Here’s what Vinnie Pestano, former Yankees non-roster invitee to Spring Training, told Jordan Bastian following his arbitration hearing with the Indians a few years ago:
“You’re being honest and accountable and saying the right things and being there,” Pestano said, “and then later you find your own words in the paper, and somebody is trying to use your words against you to drive your value down. Whether that played a big role in the decision, I don’t know.
“That was the only thing that I didn’t care for. I definitely think it’ll affect how I see things going forward. I don’t really know if I can be as honest and up-front anymore. I’ve got three more years of arbitration left. I don’t know what they’ll pick to use against me next year or two years from now.”
At the end of the day, this is a business, and the player is making the decision to go to a hearing by not agreeing to a contract beforehand. Betances knows what he’s getting into, just like last year, when he rejected the team’s modest raise to $540,000 and instead had his contract renewed for the $507,500 league minimum. He knew that was a possibility and he accepted it. Same with the hearing.
4. A hearing doesn’t have to ruin a relationship, though. I can understand why Yankees fans would worry an arbitration hearing would damage the team’s relationship with Betances, one of their best and most popular players. And you know what? I’m sure it’s happened in the past, a team going to a hearing and their relationship with the player never quite being the same afterward.
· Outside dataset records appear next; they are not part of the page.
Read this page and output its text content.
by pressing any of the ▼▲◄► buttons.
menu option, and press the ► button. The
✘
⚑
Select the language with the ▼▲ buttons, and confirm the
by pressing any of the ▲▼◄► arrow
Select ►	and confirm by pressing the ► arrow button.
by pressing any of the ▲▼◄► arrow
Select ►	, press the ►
It doesn’t have to be that way, however. The Yankees haven’t been to an arbitration hearing since 2008, when they beat Chien-Ming Wang and saved $600,000 ($4M vs. $4.6M). The team’s last arbitration hearing before that? Mariano Rivera in 2000. The last two before that? Rivera and Derek Jeter, both in 1999. The Yankees and those players went on to live happily ever after following the hearings. (Injuries ruined Wang’s career, not an arbitration hearing.)
Point is, even though avoiding an arbitration hearing is always preferred, sometimes they are necessary because the two sides value the player very differently. It doesn’t have ruin relationships. The Yankees offered Betances a record first year arbitration salary for a setup man as best I can tell, but he wants to be paid like a closer, and that’s his right. He’ll allowed to try to get it. And because salaries carry over from year to year and affect raises, there’s a lot more on the line here than $2M in 2017. It adds up in future years.